By default, interaction effects are not estimated in ACBC's HB routines. But, you can include selected first-order interactions (interactions between two attributes) if you wish.
Most conjoint models assume a simple additive model. This implies that the effect (utility) of each attribute can be estimated and considered independent of all other attributes. Indeed, main effects tend to account for the majority of the explainable variance in the data. However, there are instances in which significant interaction effects exist and market simulators can be improved if those effects are included in the model.
Including interaction effects in CBC models is especially critical if pooled (aggregate) analysis is employed. However, it has been demonstrated that the need to model interaction effects is significantly reduced when using individual-level estimation (as is the norm for ACBC). But, that doesn't mean that one can simply ignore interaction effects if using HB. We recommend you be on the lookout for interaction effects and that you investigate including them in ACBC models. ACBC's designs appear to be as effective as standard CBC designs with respect to accommodating interaction effects.
Standard CBC gives two useful tools for identifying interaction effects that may provide improved fit to the model. CBC's Counts program reports a interaction Chi-Square test for all attributes taken two-at-a-time. This can help you identify which effects (at least when considered in a pooled model) may be significant and useful. In the CBC documentation, we have encouraged users also to use aggregate logit and the "2 Log-Likelihood" test to test the strength and significance of first-order interactions.

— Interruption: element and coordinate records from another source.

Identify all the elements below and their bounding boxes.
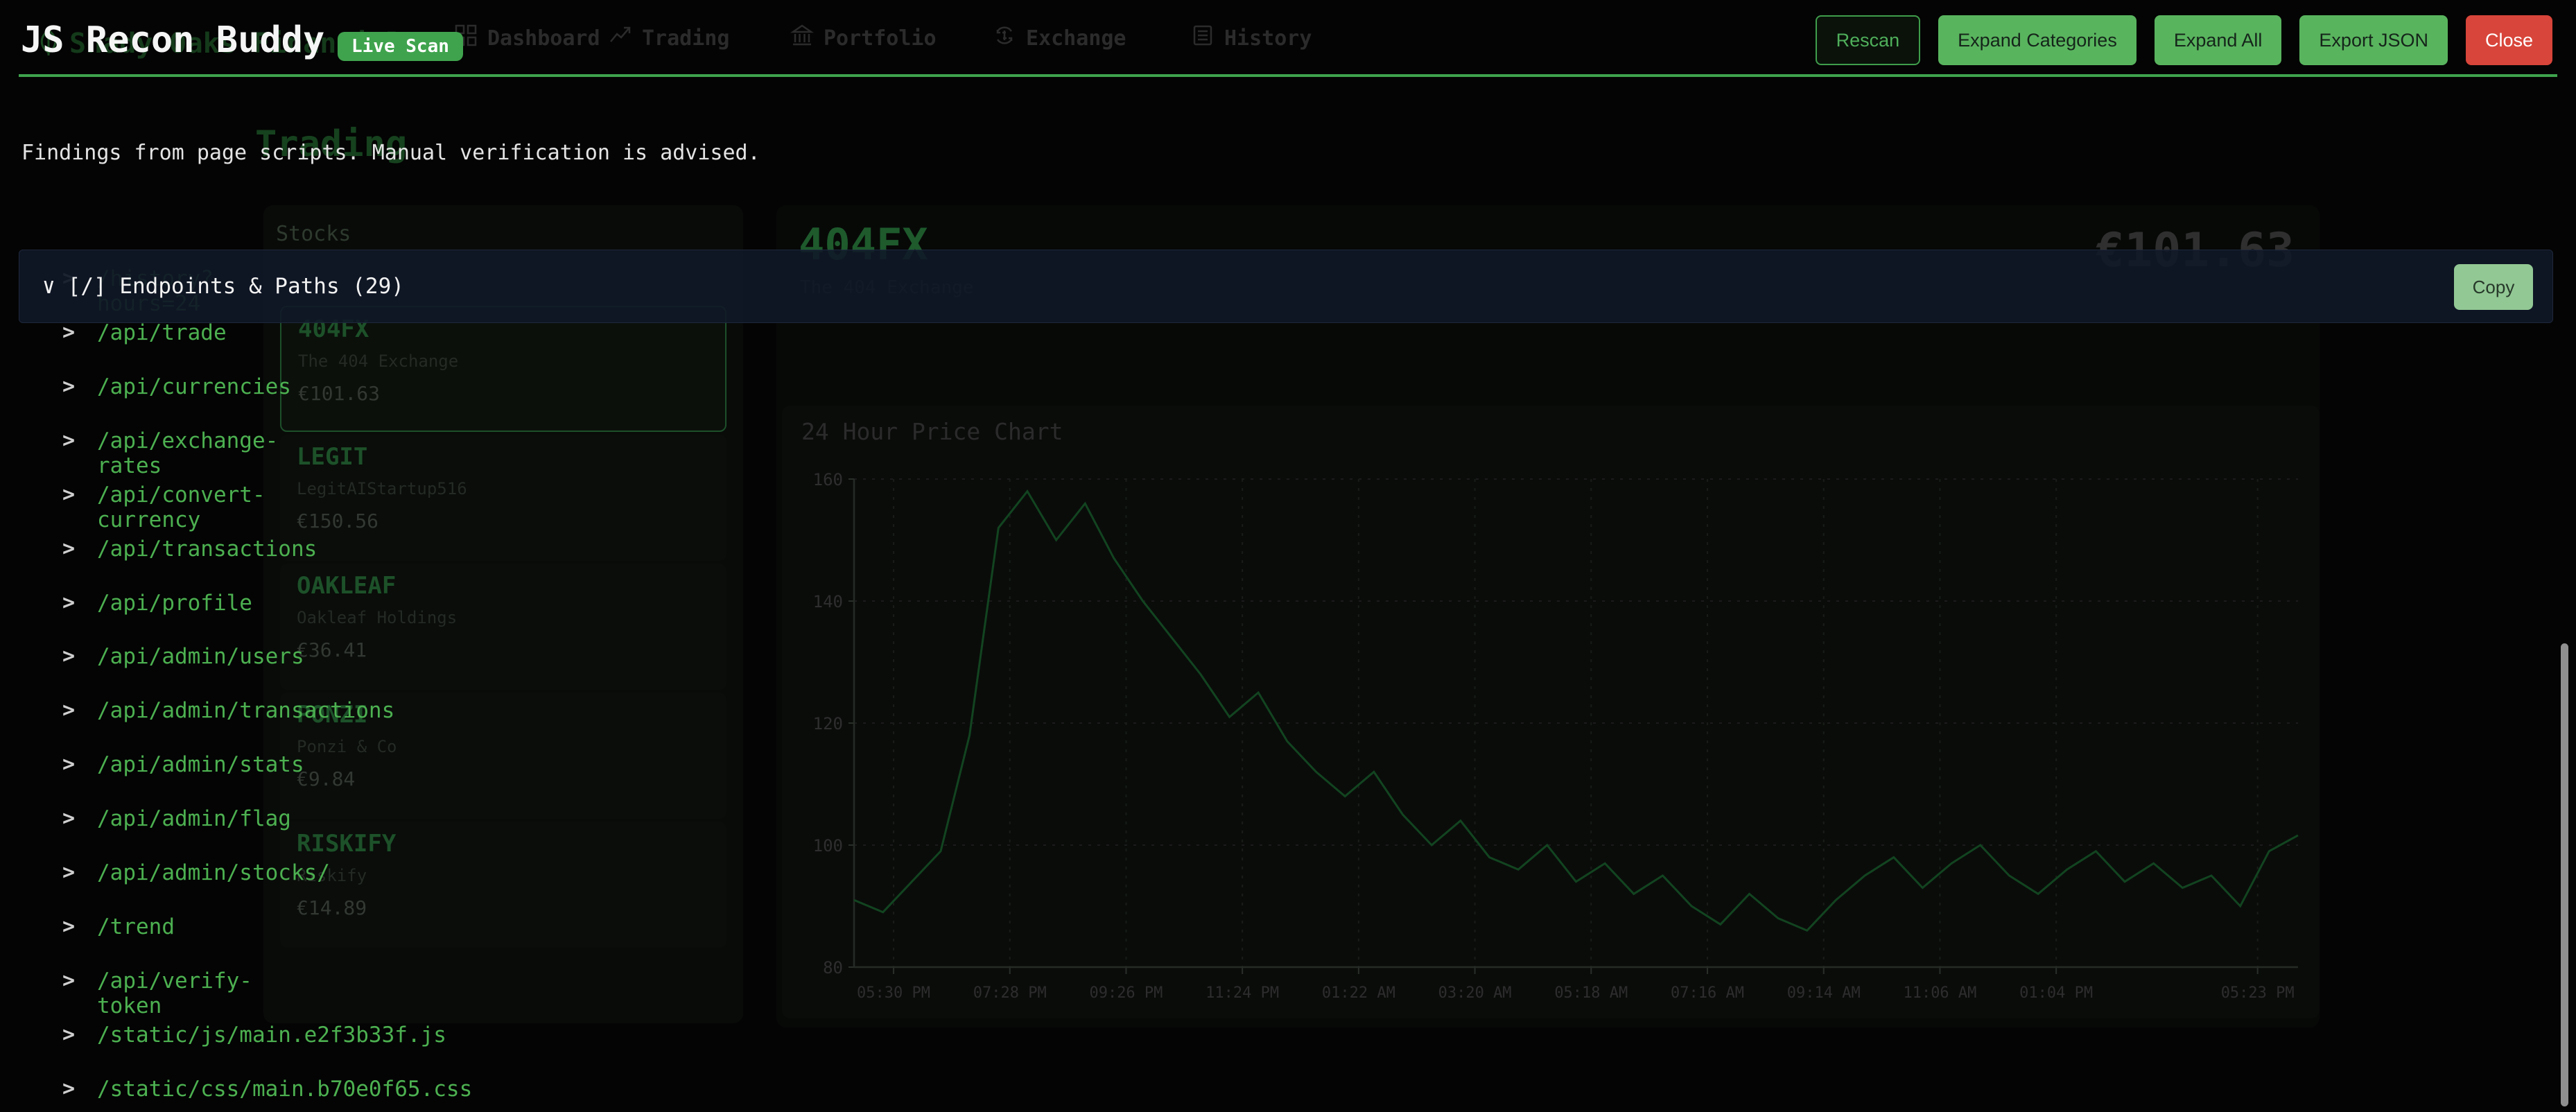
header-buttons: Rescan Expand Categories Expand All Expo… [1815, 15, 2552, 65]
expand-arrow-icon[interactable]: > [62, 860, 75, 885]
endpoint-path[interactable]: /api/profile [97, 591, 252, 616]
rescan-button[interactable]: Rescan [1815, 15, 1921, 65]
endpoint-path[interactable]: /static/css/main.b70e0f65.css [97, 1077, 472, 1102]
expand-arrow-icon[interactable]: > [62, 914, 75, 939]
endpoint-path[interactable]: /api/admin/flag [97, 806, 291, 831]
expand-categories-button[interactable]: Expand Categories [1938, 15, 2136, 65]
header-underline [19, 74, 2557, 77]
expand-arrow-icon[interactable]: > [62, 806, 75, 831]
screen: Shady Oaks Financial Dashboard Trading Por… [0, 0, 2576, 1112]
overlay-subtitle: Findings from page scripts. Manual verif… [21, 141, 760, 165]
endpoint-path[interactable]: /api/verify-token [97, 968, 252, 1018]
endpoint-path[interactable]: /api/admin/users [97, 644, 304, 669]
endpoint-path[interactable]: /trend [97, 914, 175, 939]
expand-arrow-icon[interactable]: > [62, 1077, 75, 1101]
expand-arrow-icon[interactable]: > [62, 1023, 75, 1047]
expand-arrow-icon[interactable]: > [62, 752, 75, 776]
endpoint-path[interactable]: /api/convert-currency [97, 483, 266, 532]
endpoint-path[interactable]: /static/js/main.e2f3b33f.js [97, 1023, 446, 1048]
endpoint-path[interactable]: /api/exchange-rates [97, 428, 278, 478]
endpoint-path[interactable]: /api/admin/transactions [97, 698, 394, 723]
expand-arrow-icon[interactable]: > [62, 537, 75, 561]
section-title: ∨ [/] Endpoints & Paths (29) [42, 250, 404, 322]
expand-arrow-icon[interactable]: > [62, 644, 75, 668]
expand-arrow-icon[interactable]: > [62, 374, 75, 399]
endpoint-path[interactable]: /api/transactions [97, 537, 317, 562]
expand-all-button[interactable]: Expand All [2154, 15, 2282, 65]
expand-arrow-icon[interactable]: > [62, 698, 75, 722]
close-button[interactable]: Close [2465, 15, 2552, 65]
scrollbar-thumb[interactable] [2561, 643, 2568, 1106]
export-json-button[interactable]: Export JSON [2299, 15, 2448, 65]
expand-arrow-icon[interactable]: > [62, 591, 75, 615]
copy-button[interactable]: Copy [2454, 264, 2533, 310]
expand-arrow-icon[interactable]: > [62, 428, 75, 453]
expand-arrow-icon[interactable]: > [62, 483, 75, 507]
section-label: [/] Endpoints & Paths (29) [67, 274, 404, 299]
endpoint-path[interactable]: /api/trade [97, 320, 227, 345]
overlay-title: JS Recon Buddy [21, 19, 325, 61]
endpoint-list: >/history?hours=24>/api/trade>/api/curre… [0, 0, 2576, 1112]
endpoint-path[interactable]: /api/admin/stats [97, 752, 304, 777]
endpoint-path[interactable]: /api/currencies [97, 374, 291, 399]
endpoint-path[interactable]: /api/admin/stocks/ [97, 860, 330, 885]
expand-arrow-icon[interactable]: > [62, 320, 75, 345]
expand-arrow-icon[interactable]: > [62, 968, 75, 993]
live-scan-badge: Live Scan [338, 32, 463, 61]
chevron-down-icon[interactable]: ∨ [42, 274, 55, 299]
section-header-bar[interactable]: ∨ [/] Endpoints & Paths (29) Copy [19, 250, 2553, 323]
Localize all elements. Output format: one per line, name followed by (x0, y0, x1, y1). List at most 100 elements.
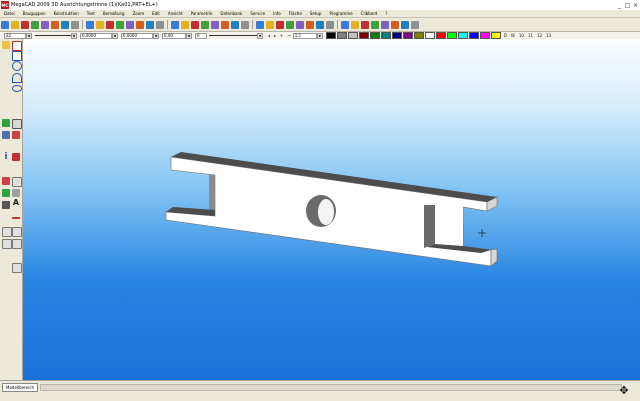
copy-icon[interactable] (2, 227, 12, 237)
menu-edit[interactable]: Edit (148, 11, 164, 16)
arc-icon[interactable] (12, 73, 22, 83)
new-icon[interactable] (1, 20, 9, 29)
paste-icon[interactable] (61, 20, 69, 29)
display-mode-10[interactable]: 10 (517, 33, 526, 38)
pen-tool-icon[interactable] (12, 209, 20, 219)
menu-text[interactable]: Text (83, 11, 99, 16)
view-side-icon[interactable] (391, 20, 399, 29)
menu-service[interactable]: Service (246, 11, 269, 16)
menu-datei[interactable]: Datei (0, 11, 19, 16)
color-swatch-1[interactable] (336, 32, 347, 39)
color-swatch-13[interactable] (468, 32, 479, 39)
menu-clibbord[interactable]: Clibbord (357, 11, 382, 16)
object-icon[interactable] (296, 20, 304, 29)
color-swatch-6[interactable] (391, 32, 402, 39)
polar-icon[interactable] (286, 20, 294, 29)
menu-konstruktion[interactable]: Konstruktion (50, 11, 83, 16)
chevron-down-icon[interactable]: ▼ (112, 32, 118, 39)
measure-icon[interactable] (12, 153, 20, 161)
layer-select[interactable]: 22 ▼ (4, 32, 32, 39)
drawing-viewport[interactable] (23, 39, 640, 380)
import-icon[interactable] (351, 20, 359, 29)
light-icon[interactable] (191, 20, 199, 29)
tab-model-space[interactable]: Modellbereich (2, 383, 38, 392)
move-icon[interactable] (12, 227, 22, 237)
copy-icon[interactable] (51, 20, 59, 29)
chevron-down-icon[interactable]: ▼ (186, 32, 192, 39)
scale-select[interactable]: 1:1 ▼ (292, 32, 323, 39)
zoom-in-icon[interactable] (96, 20, 104, 29)
info-icon[interactable] (326, 20, 334, 29)
ellipse-icon[interactable] (12, 85, 22, 92)
fillet-icon[interactable] (2, 189, 10, 197)
extrude-icon[interactable] (12, 119, 22, 129)
menu-programme[interactable]: Programme (325, 11, 356, 16)
refresh-icon[interactable] (411, 20, 419, 29)
color-swatch-2[interactable] (347, 32, 358, 39)
help-icon[interactable] (316, 20, 324, 29)
text-icon[interactable]: A (12, 199, 20, 207)
display-mode-d[interactable]: D (502, 33, 509, 38)
color-swatch-15[interactable] (490, 32, 501, 39)
rotate-icon[interactable] (136, 20, 144, 29)
menu-bauguppen[interactable]: Bauguppen (19, 11, 50, 16)
color-swatch-5[interactable] (380, 32, 391, 39)
rotate-icon[interactable] (2, 239, 12, 249)
pan-icon[interactable] (126, 20, 134, 29)
shade-icon[interactable] (146, 20, 154, 29)
pen-select[interactable]: 0 ▼ (195, 32, 263, 39)
horizontal-scrollbar[interactable] (40, 384, 622, 391)
color-swatch-11[interactable] (446, 32, 457, 39)
menu-help[interactable]: ? (381, 11, 391, 16)
chevron-down-icon[interactable]: ▼ (153, 32, 159, 39)
menu-zoom[interactable]: Zoom (129, 11, 149, 16)
menu-ansicht[interactable]: Ansicht (164, 11, 187, 16)
grid-icon[interactable] (256, 20, 264, 29)
hidden-icon[interactable] (171, 20, 179, 29)
color-swatch-9[interactable] (424, 32, 435, 39)
ortho-icon[interactable] (276, 20, 284, 29)
menu-datenbank[interactable]: Datenbank (216, 11, 246, 16)
redo-icon[interactable] (86, 20, 94, 29)
dimension-icon[interactable] (12, 177, 22, 187)
print-icon[interactable] (31, 20, 39, 29)
line-icon[interactable] (12, 51, 22, 61)
color-swatch-7[interactable] (402, 32, 413, 39)
grid-select[interactable]: 0,00 ▼ (162, 32, 192, 39)
undo-icon[interactable] (71, 20, 79, 29)
menu-bemassung[interactable]: Bemaßung (99, 11, 129, 16)
arrow-icon[interactable]: → (285, 33, 292, 38)
app-icon[interactable]: MC (1, 1, 9, 9)
view-iso-icon[interactable] (401, 20, 409, 29)
linetype-select[interactable]: ▼ (35, 32, 77, 39)
mirror-icon[interactable] (12, 239, 22, 249)
display-mode-11[interactable]: 11 (526, 33, 535, 38)
pointer-icon[interactable] (2, 41, 10, 49)
display-mode-13[interactable]: 13 (544, 33, 553, 38)
menu-parametrik[interactable]: Parametrik (187, 11, 217, 16)
measure-icon[interactable] (221, 20, 229, 29)
close-button[interactable]: × (632, 2, 639, 9)
settings-icon[interactable] (306, 20, 314, 29)
minimize-button[interactable]: _ (616, 2, 623, 9)
color-swatch-12[interactable] (457, 32, 468, 39)
linewidth-select-1[interactable]: 0,0000 ▼ (80, 32, 118, 39)
color-swatch-8[interactable] (413, 32, 424, 39)
navigation-move-icon[interactable]: ✥ (617, 384, 631, 398)
render-icon[interactable] (181, 20, 189, 29)
solid-icon[interactable] (2, 119, 10, 127)
info-icon[interactable]: i (2, 153, 10, 162)
chevron-down-icon[interactable]: ▼ (26, 32, 32, 39)
menu-setup[interactable]: Setup (306, 11, 326, 16)
color-swatch-4[interactable] (369, 32, 380, 39)
display-mode-12[interactable]: 12 (535, 33, 544, 38)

With Adaptive CBC designs, standard counting analysis is not appropriate (since the designs are not level balanced). But, one can perform a series of pooled logit models (using our Latent Class software with a one-group solution) to investigate potential interaction effects using the "2 Log-Likelihood" test. It is interesting to note, however, that a strong lift in likelihood due to the inclusion of an interaction effect for a pooled model may not necessarily translate into a strong lift for an individual-level model.
Many of the interactions detected with aggregate modeling in CBC over the years have been due to respondent heterogeneity. For example, if the same people who prefer convertibles also prefer the color red for automobiles, then the "convertible + red" interaction effect may be mostly accounted for simply by estimating individual-level models (with main effects). But, interaction effects may more pervasive within each individual's psyche, and in those cases interaction effects can improve individual-level model performance.
A recommended practice is to investigate all potential first-order interaction effects using aggregate logit and the "2 Log-Likelihood" test. Those interaction effects that are strongest and most critical to the aims of the study (such as brand and price, for a brand equity/pricing study) could also be investigated within HB modeling. Useful interactions can be confirmed by examining the model fit to holdouts, or by seeing if there appears to be a positive lift in RLH as reported by HB.
As noted earlier, it is quite possible that including what appears to be a strong interaction effect (from an aggregate modeling perspective) within individual-level HB models may offer no improved fit. This would suggest that the interaction is mostly due to heterogeneity rather than a more pervasive (intra-respondent) interaction effect.
Unless there is compelling evidence for including an interaction in individual-level ACBC models, we recommend omitting it to avoid overfitting.